たくさん読んでたくさん書く生活を模索しています。

冒険は

原稿仕事をしているときはいつもそうだけど、一日が過ぎるのが早い。猛烈な勢いで吹っ飛んで行く。ちょっと気を緩めたとたんに五月だ。気づけばみどりの日が終わり、明日はこどもの日だ。私の住んでいるのは下町なので、こいのぼりの姿もよく見かける。こいのぼりはいいものだ。「おうさま」シリーズの一作を思い出す。

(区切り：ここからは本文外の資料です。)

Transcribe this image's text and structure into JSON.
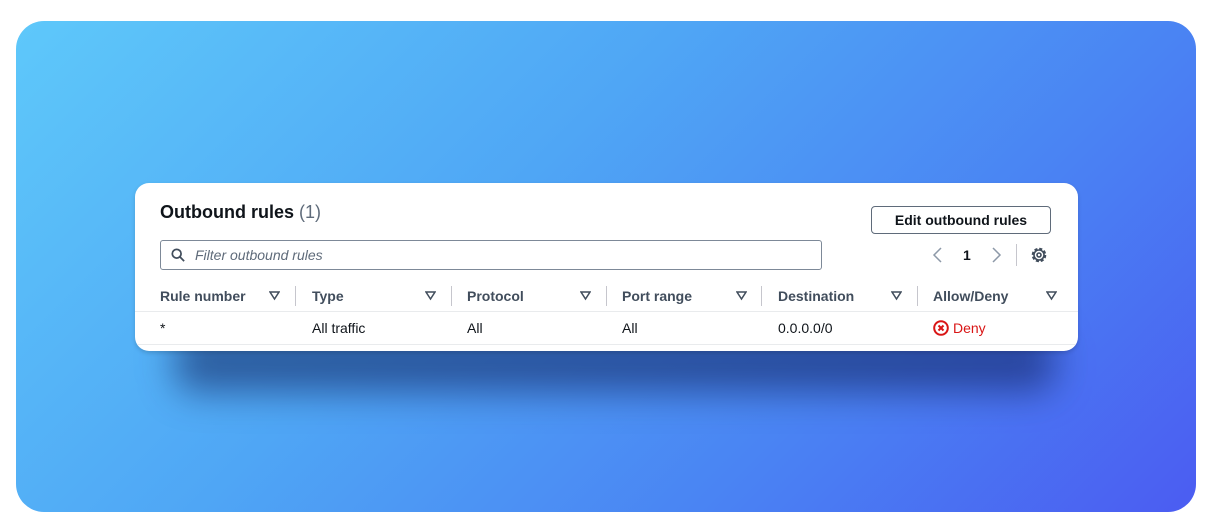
{
  "panel": {
    "title": "Outbound rules",
    "count": "(1)",
    "edit_button": "Edit outbound rules",
    "filter_placeholder": "Filter outbound rules",
    "page": "1"
  },
  "table": {
    "columns": [
      "Rule number",
      "Type",
      "Protocol",
      "Port range",
      "Destination",
      "Allow/Deny"
    ],
    "rows": [
      {
        "rule_number": "*",
        "type": "All traffic",
        "protocol": "All",
        "port_range": "All",
        "destination": "0.0.0.0/0",
        "action": "Deny"
      }
    ]
  },
  "colors": {
    "deny": "#d91515",
    "text": "#0f141a",
    "header_text": "#414d5c"
  },
  "icons": {
    "search": "search-icon",
    "prev": "chevron-left-icon",
    "next": "chevron-right-icon",
    "settings": "gear-icon",
    "sort": "sort-down-icon",
    "deny": "x-circle-icon"
  }
}
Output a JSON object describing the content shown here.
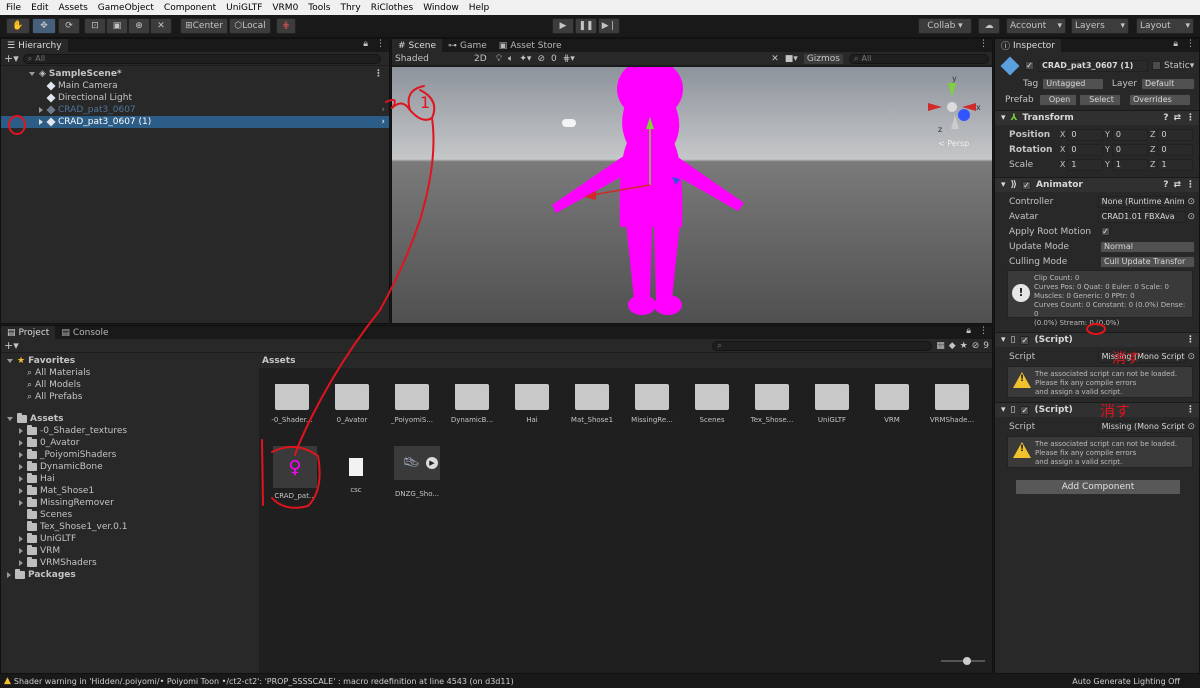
{
  "menu": [
    "File",
    "Edit",
    "Assets",
    "GameObject",
    "Component",
    "UniGLTF",
    "VRM0",
    "Tools",
    "Thry",
    "RiClothes",
    "Window",
    "Help"
  ],
  "toolbar": {
    "center": "Center",
    "local": "Local",
    "collab": "Collab ▾",
    "account": "Account",
    "layers": "Layers",
    "layout": "Layout"
  },
  "hierarchy": {
    "tab": "Hierarchy",
    "search_placeholder": "All",
    "scene": "SampleScene*",
    "items": [
      "Main Camera",
      "Directional Light",
      "CRAD_pat3_0607",
      "CRAD_pat3_0607 (1)"
    ]
  },
  "scene_view": {
    "tabs": [
      "Scene",
      "Game",
      "Asset Store"
    ],
    "shading": "Shaded",
    "mode_2d": "2D",
    "hidden_count": "0",
    "gizmos": "Gizmos",
    "search_placeholder": "All",
    "persp": "< Persp",
    "axes": {
      "x": "x",
      "y": "y",
      "z": "z"
    }
  },
  "project": {
    "tabs": [
      "Project",
      "Console"
    ],
    "favorites_label": "Favorites",
    "favorites": [
      "All Materials",
      "All Models",
      "All Prefabs"
    ],
    "assets_label": "Assets",
    "asset_folders": [
      "-0_Shader_textures",
      "0_Avator",
      "_PoiyomiShaders",
      "DynamicBone",
      "Hai",
      "Mat_Shose1",
      "MissingRemover",
      "Scenes",
      "Tex_Shose1_ver.0.1",
      "UniGLTF",
      "VRM",
      "VRMShaders"
    ],
    "packages_label": "Packages",
    "breadcrumb": "Assets",
    "hidden_count": "9",
    "grid_folders": [
      "-0_Shader...",
      "0_Avator",
      "_PoiyomiS...",
      "DynamicB...",
      "Hai",
      "Mat_Shose1",
      "MissingRe...",
      "Scenes",
      "Tex_Shose...",
      "UniGLTF",
      "VRM",
      "VRMShade..."
    ],
    "grid_files": [
      "CRAD_pat...",
      "csc",
      "DNZG_Sho..."
    ]
  },
  "inspector": {
    "tab": "Inspector",
    "object_name": "CRAD_pat3_0607 (1)",
    "static_label": "Static",
    "tag_label": "Tag",
    "tag_value": "Untagged",
    "layer_label": "Layer",
    "layer_value": "Default",
    "prefab_label": "Prefab",
    "prefab_open": "Open",
    "prefab_select": "Select",
    "prefab_overrides": "Overrides",
    "transform": {
      "title": "Transform",
      "position_label": "Position",
      "rotation_label": "Rotation",
      "scale_label": "Scale",
      "position": [
        "0",
        "0",
        "0"
      ],
      "rotation": [
        "0",
        "0",
        "0"
      ],
      "scale": [
        "1",
        "1",
        "1"
      ]
    },
    "animator": {
      "title": "Animator",
      "controller_label": "Controller",
      "controller_value": "None (Runtime Anima",
      "avatar_label": "Avatar",
      "avatar_value": "CRAD1.01 FBXAva",
      "apply_root_label": "Apply Root Motion",
      "update_label": "Update Mode",
      "update_value": "Normal",
      "culling_label": "Culling Mode",
      "culling_value": "Cull Update Transfor",
      "info": [
        "Clip Count: 0",
        "Curves Pos: 0 Quat: 0 Euler: 0 Scale: 0",
        "Muscles: 0 Generic: 0 PPtr: 0",
        "Curves Count: 0 Constant: 0 (0.0%) Dense: 0",
        "(0.0%) Stream: 0 (0.0%)"
      ]
    },
    "script_title": "(Script)",
    "script_label": "Script",
    "script_value": "Missing (Mono Script",
    "script_warning": [
      "The associated script can not be loaded.",
      "Please fix any compile errors",
      "and assign a valid script."
    ],
    "add_component": "Add Component"
  },
  "status": {
    "message": "Shader warning in 'Hidden/.poiyomi/• Poiyomi Toon •/ct2-ct2': 'PROP_SSSSCALE' : macro redefinition at line 4543 (on d3d11)",
    "right": "Auto Generate Lighting Off"
  },
  "annotations": {
    "circle_one": "1",
    "erase_1": "消す",
    "erase_2": "消す"
  },
  "colors": {
    "selection": "#2c5d87",
    "avatar_magenta": "#ff00ff",
    "annotation_red": "#e0141e",
    "warning_yellow": "#f2c12e"
  }
}
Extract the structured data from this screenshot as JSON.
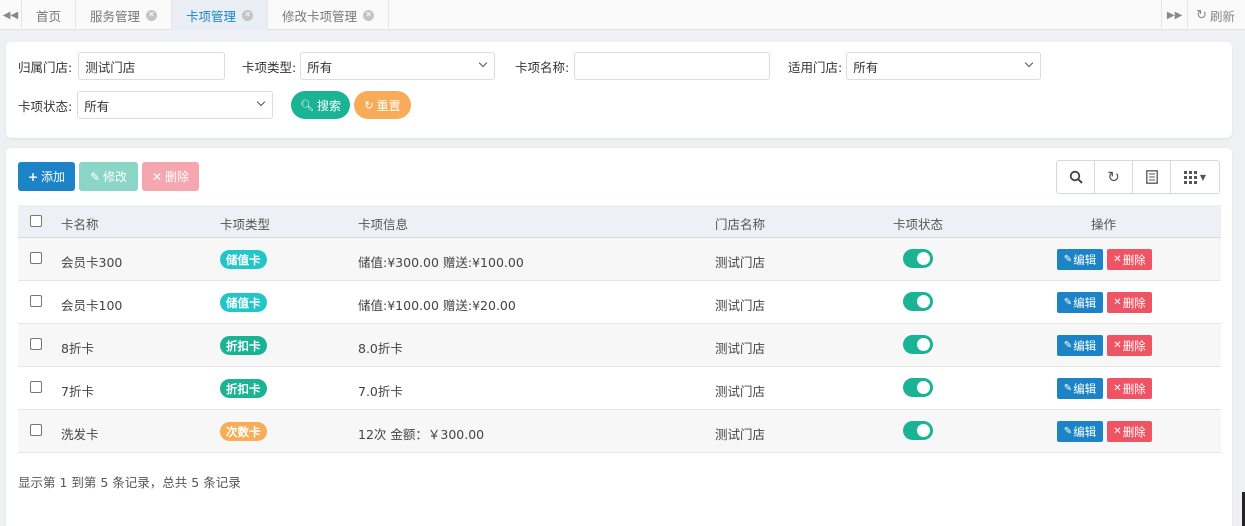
{
  "tabbar": {
    "tabs": [
      {
        "label": "首页",
        "closable": false,
        "active": false
      },
      {
        "label": "服务管理",
        "closable": true,
        "active": false
      },
      {
        "label": "卡项管理",
        "closable": true,
        "active": true
      },
      {
        "label": "修改卡项管理",
        "closable": true,
        "active": false
      }
    ],
    "refresh_label": "刷新"
  },
  "search": {
    "store_label": "归属门店:",
    "store_value": "测试门店",
    "card_type_label": "卡项类型:",
    "card_type_value": "所有",
    "card_name_label": "卡项名称:",
    "card_name_value": "",
    "applicable_store_label": "适用门店:",
    "applicable_store_value": "所有",
    "card_status_label": "卡项状态:",
    "card_status_value": "所有",
    "search_button": "搜索",
    "reset_button": "重置"
  },
  "toolbar": {
    "add_label": "添加",
    "edit_label": "修改",
    "delete_label": "删除"
  },
  "table": {
    "headers": {
      "name": "卡名称",
      "type": "卡项类型",
      "info": "卡项信息",
      "store": "门店名称",
      "status": "卡项状态",
      "actions": "操作"
    },
    "rows": [
      {
        "name": "会员卡300",
        "type": "储值卡",
        "type_color": "#23c6c8",
        "info": "储值:¥300.00 赠送:¥100.00",
        "store": "测试门店",
        "enabled": true
      },
      {
        "name": "会员卡100",
        "type": "储值卡",
        "type_color": "#23c6c8",
        "info": "储值:¥100.00 赠送:¥20.00",
        "store": "测试门店",
        "enabled": true
      },
      {
        "name": "8折卡",
        "type": "折扣卡",
        "type_color": "#1ab394",
        "info": "8.0折卡",
        "store": "测试门店",
        "enabled": true
      },
      {
        "name": "7折卡",
        "type": "折扣卡",
        "type_color": "#1ab394",
        "info": "7.0折卡",
        "store": "测试门店",
        "enabled": true
      },
      {
        "name": "洗发卡",
        "type": "次数卡",
        "type_color": "#f8ac59",
        "info": "12次 金额：￥300.00",
        "store": "测试门店",
        "enabled": true
      }
    ],
    "edit_label": "编辑",
    "delete_label": "删除",
    "footer": "显示第 1 到第 5 条记录，总共 5 条记录"
  },
  "colors": {
    "primary": "#1c84c6",
    "success": "#1ab394",
    "warning": "#f8ac59",
    "danger": "#ed5565",
    "info": "#23c6c8"
  }
}
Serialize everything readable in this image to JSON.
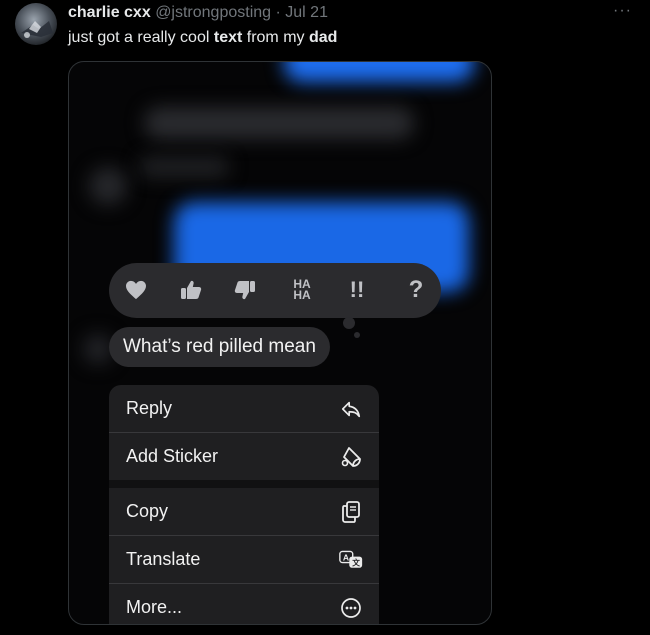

初めてのことをする時には勇気が要るが、大体終わってみると「あそこまで勇気振り絞る必要はなかったな」と思うことがほとんどだ。多くのものは「なーんだ」で終わる。「私の勇気じゃ全然足りなかった!」と思うことなんてめったにない。例え失敗に終わったとしても、「挑戦すること」自体はあっけなく終わる。あっけなさを感じた瞬間、そうか好き勝手にやればいいんだな、と毎度思う。ジェットコースターもそうだし、お洒落なバーに入ることもそうだ。私はそういう「プチ冒険」がやたら好きな人間なのでしょっちゅうそうやってアドレナリンを出しまくっている。なにしろストイックな生活(貧乏生活ともいう)を送ってきたので、手つかずの冒険が山積みなのだ。時間がいくらあっても足りない。

いい冒険をした後の一日は清々しい。今日もよく原稿をして、本を読んで、近所の料理屋でヒレカツ定食を食べて、川原を散歩して、また仕事をした。それすら本当は冒険なのだ。それをいつも思い出せる状態でいたい。そうでなければ一日は一瞬で消える。